Cette affaire n’illustre pas seulement la façon dont les « sensibilités locales » peuvent interférer avec les décisions sur les types de contenu pouvant être mis en ligne et y rester dans la région ; elle montre aussi que les entreprises doivent faire preuve de diligence raisonnable quand elles prennent des décisions susceptibles d’affecter les droits à la liberté d’expression des utilisateurs.

Mohamad Najem, le cofondateur de SMEX, a souligné que Facebook et Twitter ont l’un comme l’autre leurs bureaux régionaux situés dans les Émirats arabes unis, qu’il a décrits comme l’un des « pays les plus répressifs » de la région. « Voilà une décision commerciale qui affectera la libre parole de façon négative », dit-il. Et d’exprimer son inquiétude que le choix d’un pays comme les EAU pour y ouvrir un bureau « puisse conduire à appliquer les normes sociales du Golfe » à une région [arabe] entière qui est « dynamique et différente ».

Localisation, toujours

Facebook et Twitter ont des bureaux dans les EAU destinés à couvrir le Moyen-Orient et l’Afrique du Nord (MENA en anglais), une région ethniquement, culturellement et linguistiquement diverse et qui présente un large éventail de points de vue et expériences politiques. Quand les entreprises sont sous la pression de gouvernements oppressifs ou de puissants groupes pour respecter « les sensibilités locales », elles se rendent complices de l’extinction de l’expression de cette diversité.
« Les plateformes paraissent recevoir des directives de voix plus bruyantes et plus puissantes… au Moyen-Orient, [elles] n’ont pas su tenir tête aux intérêts puissants tels que les gouvernements », dit Anderson.

Voir, par exemple, l’empressement de Facebook à satisfaire les demandes de censure du gouvernement turc. Au long des années, l’entreprise a participé à la censure des critiques contre le gouvernement, la religion et contre Atatürk, le fondateur de la République, les activistes kurdes, les contenus LGBT et même contre une initiative d’antiracisme.

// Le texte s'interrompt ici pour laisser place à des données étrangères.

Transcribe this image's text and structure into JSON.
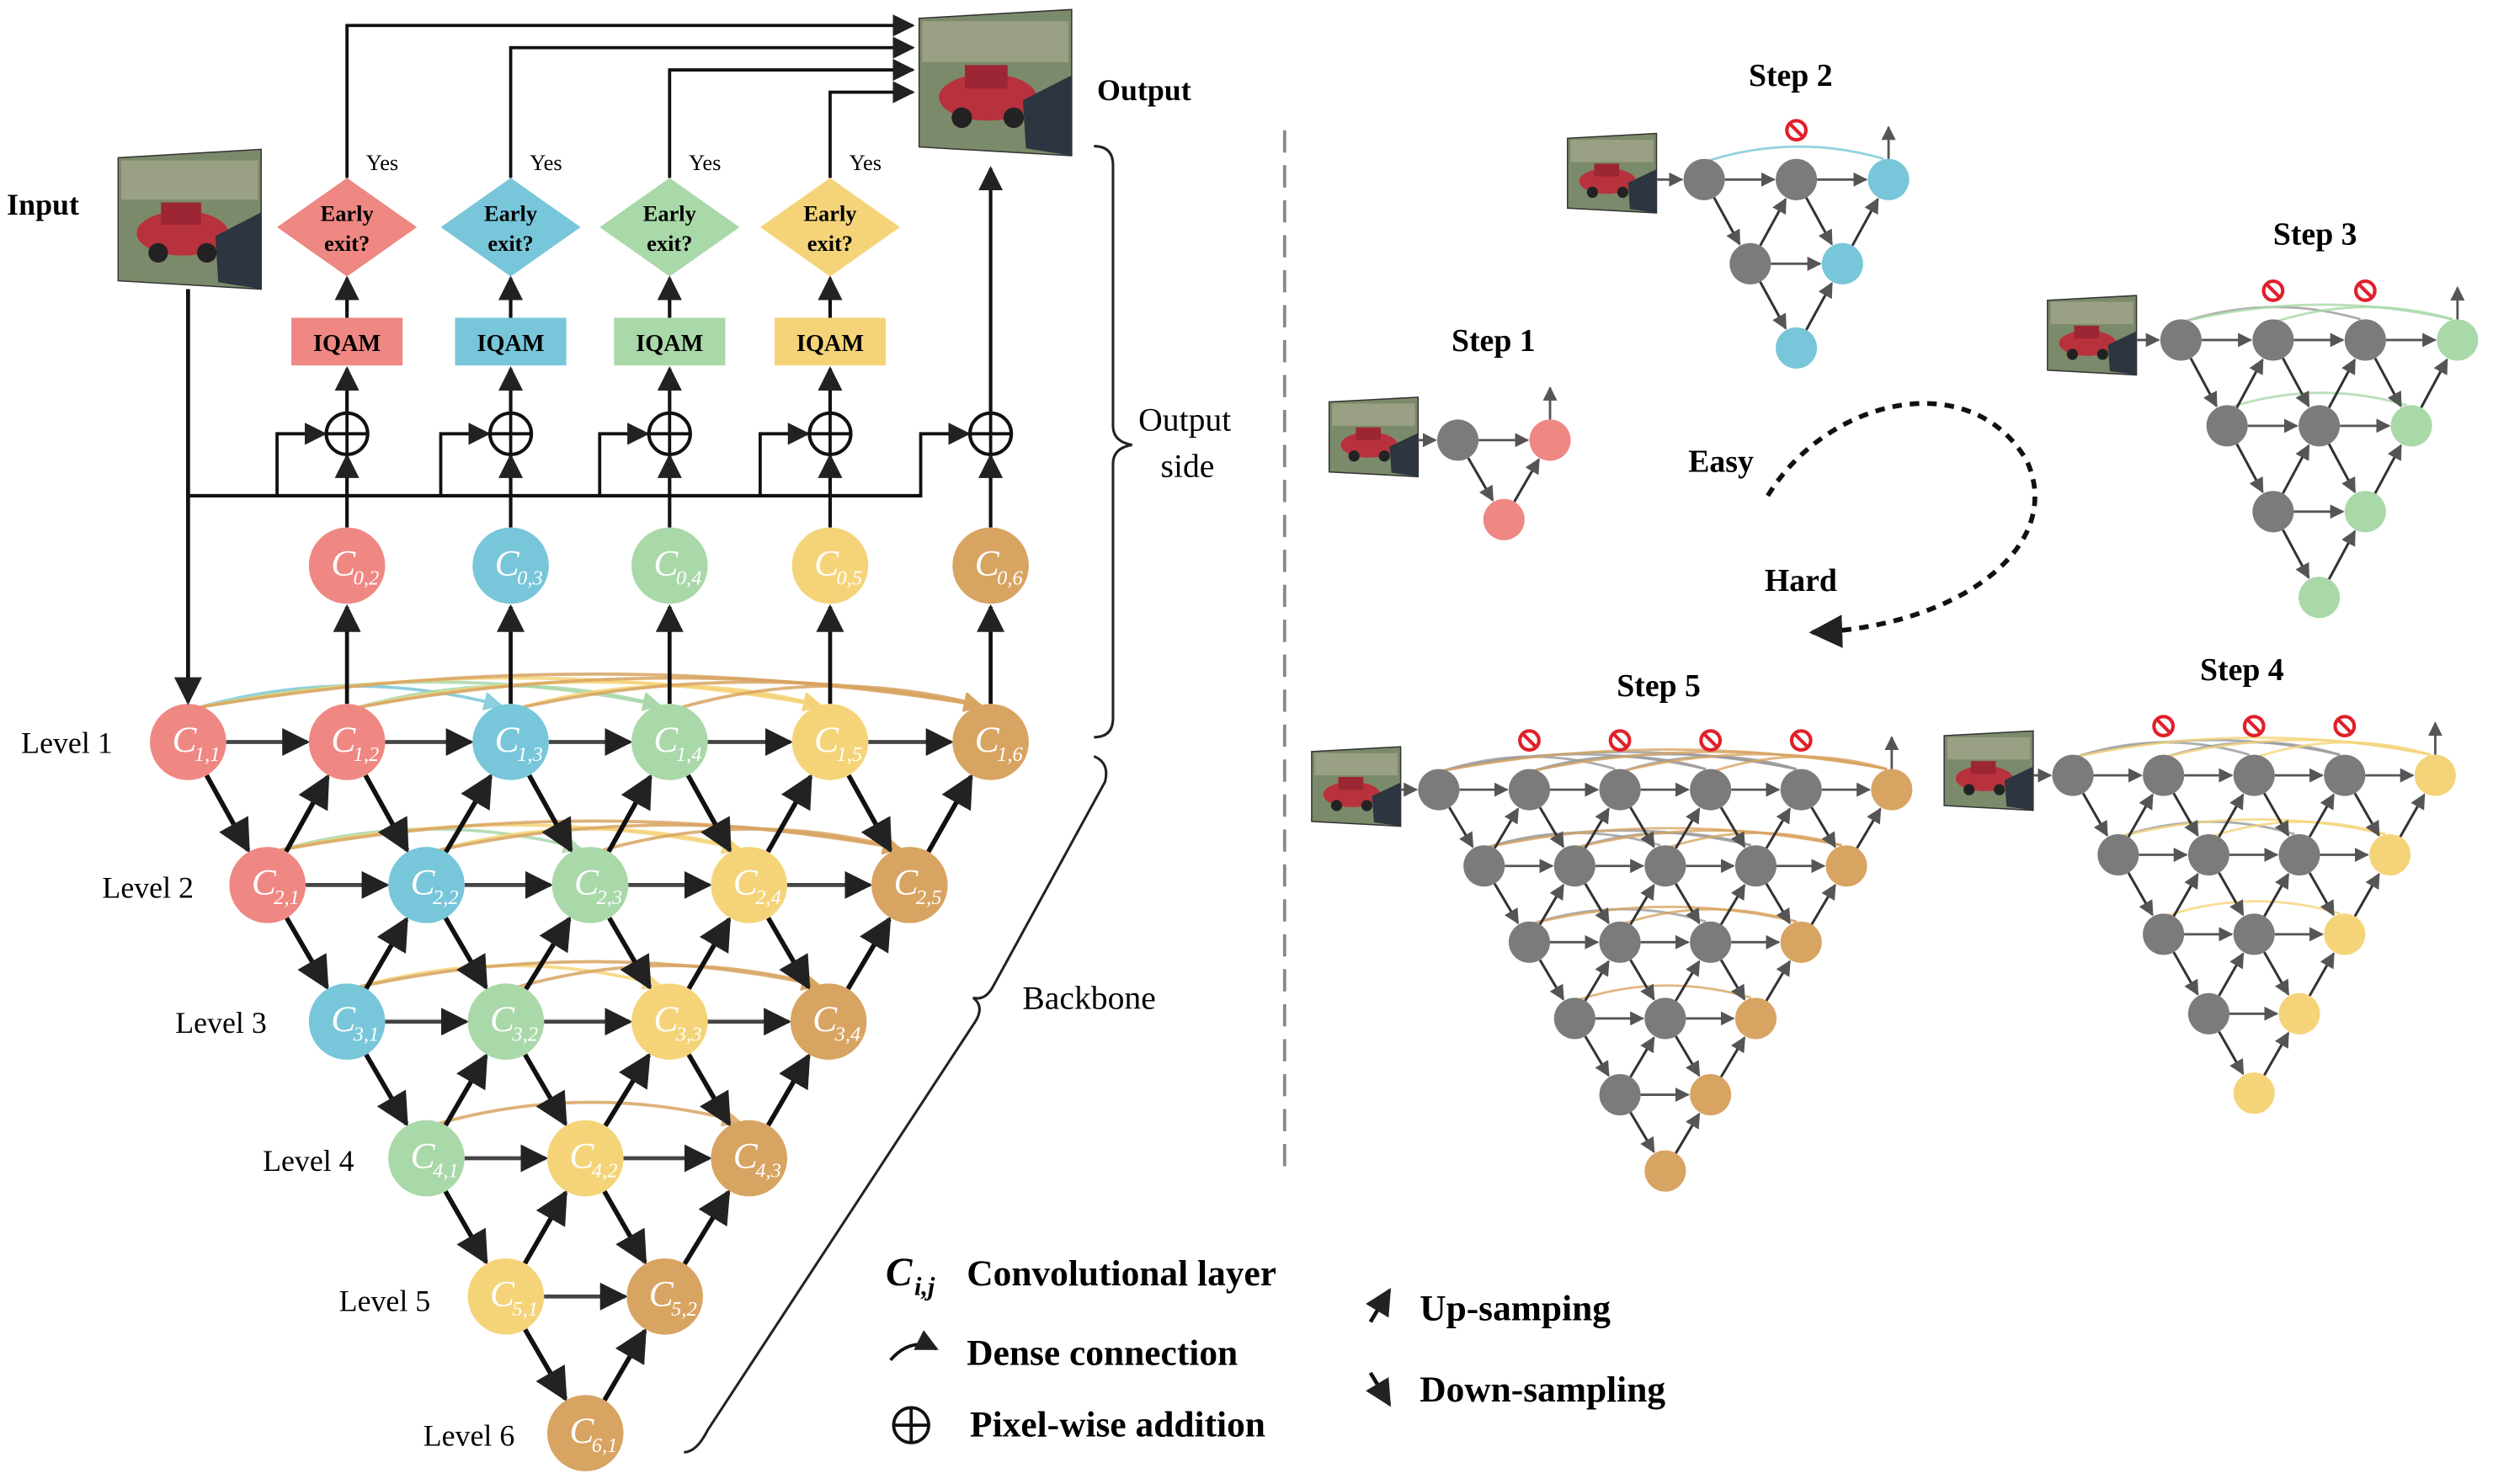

La complicité de Facebook avec ces requêtes paraît invétérée. J’ai parlé, il y a deux ans, avec un militant turc qui m’a dit qu’il pensait que la plateforme « se transformait en média pro-gouvernemental ». Aujourd’hui, la plateforme continue à obéir et à restreindre l’accès à plus de 4 500 contenus à l’intérieur du pays, rien qu’en 2017.